The sad part is that Facebook IS capable of making money, just not gazillions of dollars worth. I've been wondering all along HOW Facebook was going to justify valuation. I guess we have the answer now -- it can't.
Proverbs 21:19
How does the share price falling hurt Facebook? They sold the shaes at the IPO price so they already got the money. If they want more money in the future they issue more shares... Basically Facebook just got shitloads of money in exchange for a marginal loss of control. How are they losing out?
In Soviet Russia meme tires of you!
"....can't escape the discipline of the capital markets..."
Discipline.
That's a funny word to use with a market that:
- turns trades of tens of millions of shares in literally seconds
- acts like a flock of frightened sheep at the slightest whiff of trouble
- punishes companies who accept short-term sacrifices in favor of long-term growth/gains.
Our company "went public" and I am hard-pressed to understand who - other than the execs, who get fat options and big share-piles - benefits?

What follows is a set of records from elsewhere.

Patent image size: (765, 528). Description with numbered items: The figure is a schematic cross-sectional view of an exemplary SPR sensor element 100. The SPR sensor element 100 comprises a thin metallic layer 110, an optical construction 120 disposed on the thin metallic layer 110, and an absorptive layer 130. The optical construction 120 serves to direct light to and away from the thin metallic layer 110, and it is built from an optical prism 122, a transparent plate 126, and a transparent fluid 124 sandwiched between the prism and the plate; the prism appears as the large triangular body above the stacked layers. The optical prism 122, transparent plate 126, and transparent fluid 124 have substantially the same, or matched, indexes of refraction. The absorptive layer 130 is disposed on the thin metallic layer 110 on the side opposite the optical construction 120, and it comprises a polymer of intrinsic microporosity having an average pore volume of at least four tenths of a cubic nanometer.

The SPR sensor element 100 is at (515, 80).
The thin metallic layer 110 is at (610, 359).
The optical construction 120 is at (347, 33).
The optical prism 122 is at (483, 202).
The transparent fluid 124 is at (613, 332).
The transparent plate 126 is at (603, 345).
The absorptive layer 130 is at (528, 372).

The company CERTAINLY doesn't.
Where previously you had a private firm whose only real measure was year-on-year viability as a company, now we have a giant firm whose sole strategic goal seems to be "hit the monthly numbers". Foolishness, chicanery, and outright lying seem to all be acceptable tactics, and the business now has a 30-day outlook, instead of the previous generation(s) of CEOs who looked at what it would take to develop markets and commercial potentials in decade-long or even (for a family company) generational-length timelines.